Explanations & Calculations

• If the needed parallel force is $\small F$, then the work done by that force should equal what is given as it is the only source doing work to energize the block.

$\qquad\qquad \begin{aligned} \small W=500J&=\small F\times10m\\ \small F&=\small \bold{50 N} \end{aligned}$

• That amount of work is done during a time period of 10s as the question says.
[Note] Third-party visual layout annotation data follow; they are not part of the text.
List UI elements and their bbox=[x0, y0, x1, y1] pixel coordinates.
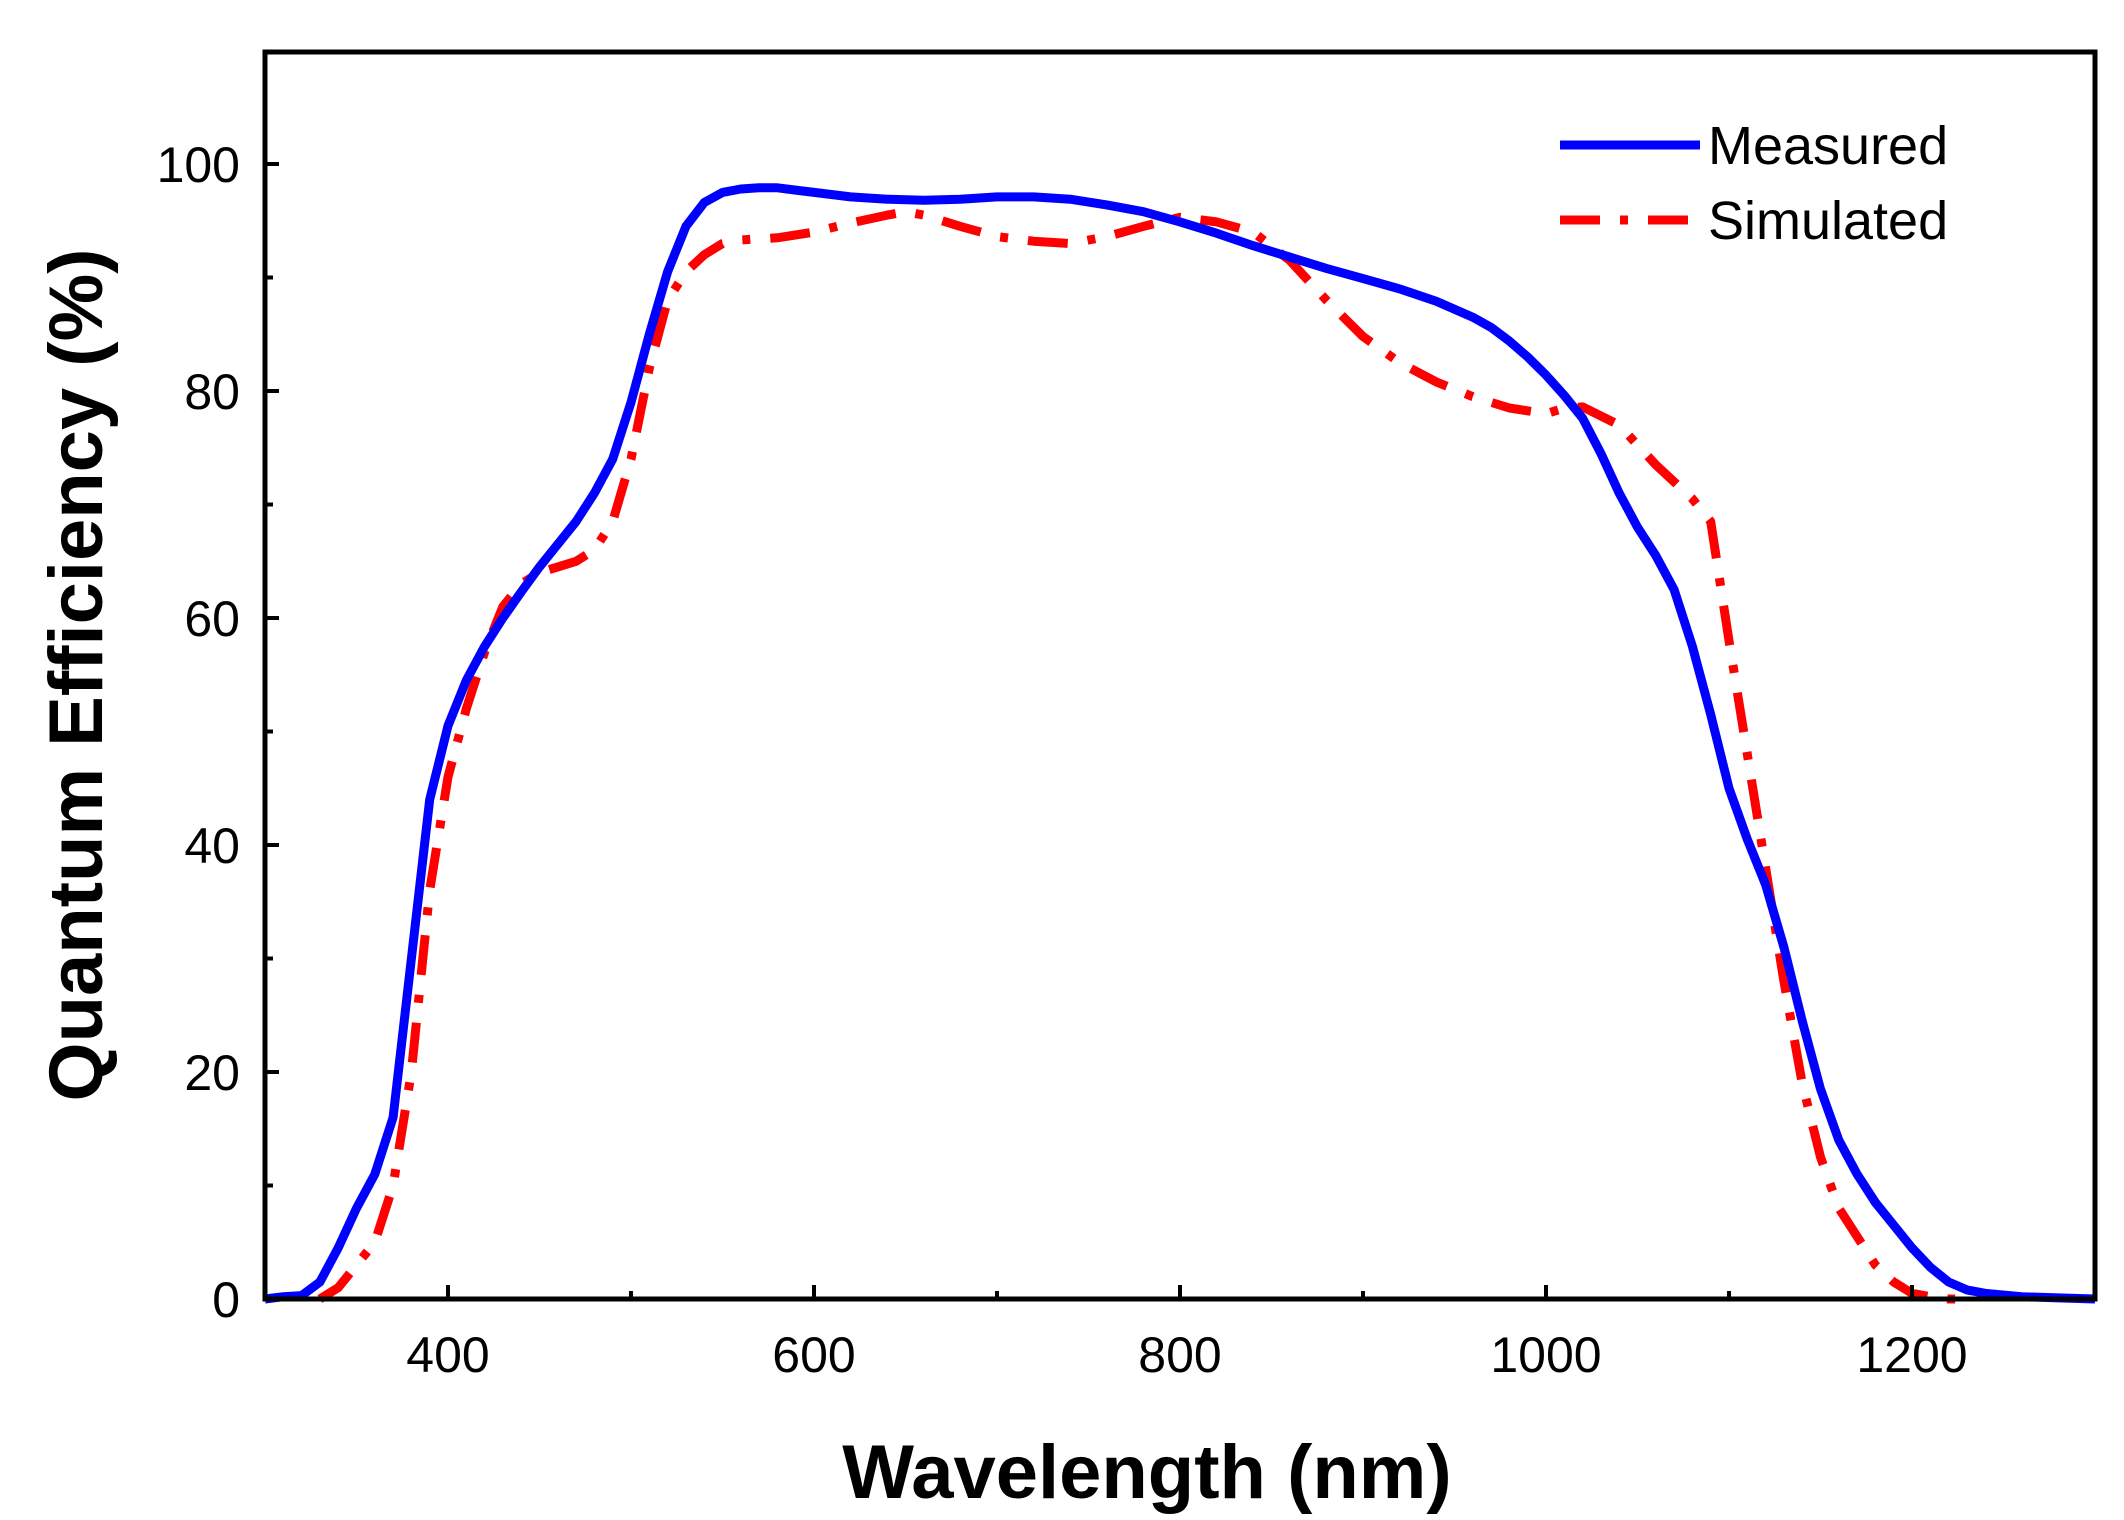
ticks-layer bbox=[263, 162, 2097, 1301]
legend-label-measured: Measured bbox=[1708, 116, 1948, 176]
series-line-simulated bbox=[317, 207, 1967, 1304]
x-tick-label: 1000 bbox=[1490, 1327, 1601, 1383]
y-tick-label: 40 bbox=[184, 818, 240, 874]
y-tick-label: 0 bbox=[212, 1272, 240, 1328]
series-layer bbox=[264, 183, 2096, 1304]
x-axis-title: Wavelength (nm) bbox=[842, 1430, 1451, 1515]
legend-label-simulated: Simulated bbox=[1708, 191, 1948, 251]
y-axis-title: Quantum Efficiency (%) bbox=[34, 249, 119, 1102]
x-tick-labels: 400 600 800 1000 1200 bbox=[406, 1327, 1967, 1383]
y-tick-label: 20 bbox=[184, 1045, 240, 1101]
x-tick-label: 1200 bbox=[1856, 1327, 1967, 1383]
x-tick-label: 400 bbox=[406, 1327, 489, 1383]
legend: Measured Simulated bbox=[1560, 116, 1948, 251]
y-tick-label: 100 bbox=[157, 137, 240, 193]
y-tick-labels: 0 20 40 60 80 100 bbox=[157, 137, 240, 1328]
series-line-measured bbox=[264, 183, 2096, 1304]
x-tick-label: 800 bbox=[1138, 1327, 1221, 1383]
x-tick-label: 600 bbox=[772, 1327, 855, 1383]
y-tick-label: 80 bbox=[184, 364, 240, 420]
y-tick-label: 60 bbox=[184, 591, 240, 647]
Then the according to the definition of "rate of work": which is the power, it could be calculated.

$\qquad\qquad \begin{aligned} \small Power &=\small \frac{\text{work done}}{\text{time taken}}\\ &=\small \frac{500J}{10s}\\ &=\small \bold{50\,Js^{-1}\,or\,50\,W} \end{aligned}$

• This part could be done either by calculating the acceleration due to the net force & then applying any appropriate motion equation of the four or considering the energy conservation.
• Acceleration is easier, let's use energy conservation.
• Work done by the force F work against the friction & any other opposite force & change in the kinetic energy of the block.
• Then,

$\qquad\qquad \begin{aligned} \small 500J&=\small \Delta E_k+fs+mg\sin\theta.s\\ &=\small \frac{1}{2}.m(30^2-v_i^2)+10\times10+10.\sin25.10\\ \small 357.74&=\small 0.5\times \frac{10N}{9.8ms^{-2}}\times (30^2-v_i^2)\\ \small v_i&=\small \bold{14.1\,ms^{-1}} \end{aligned}$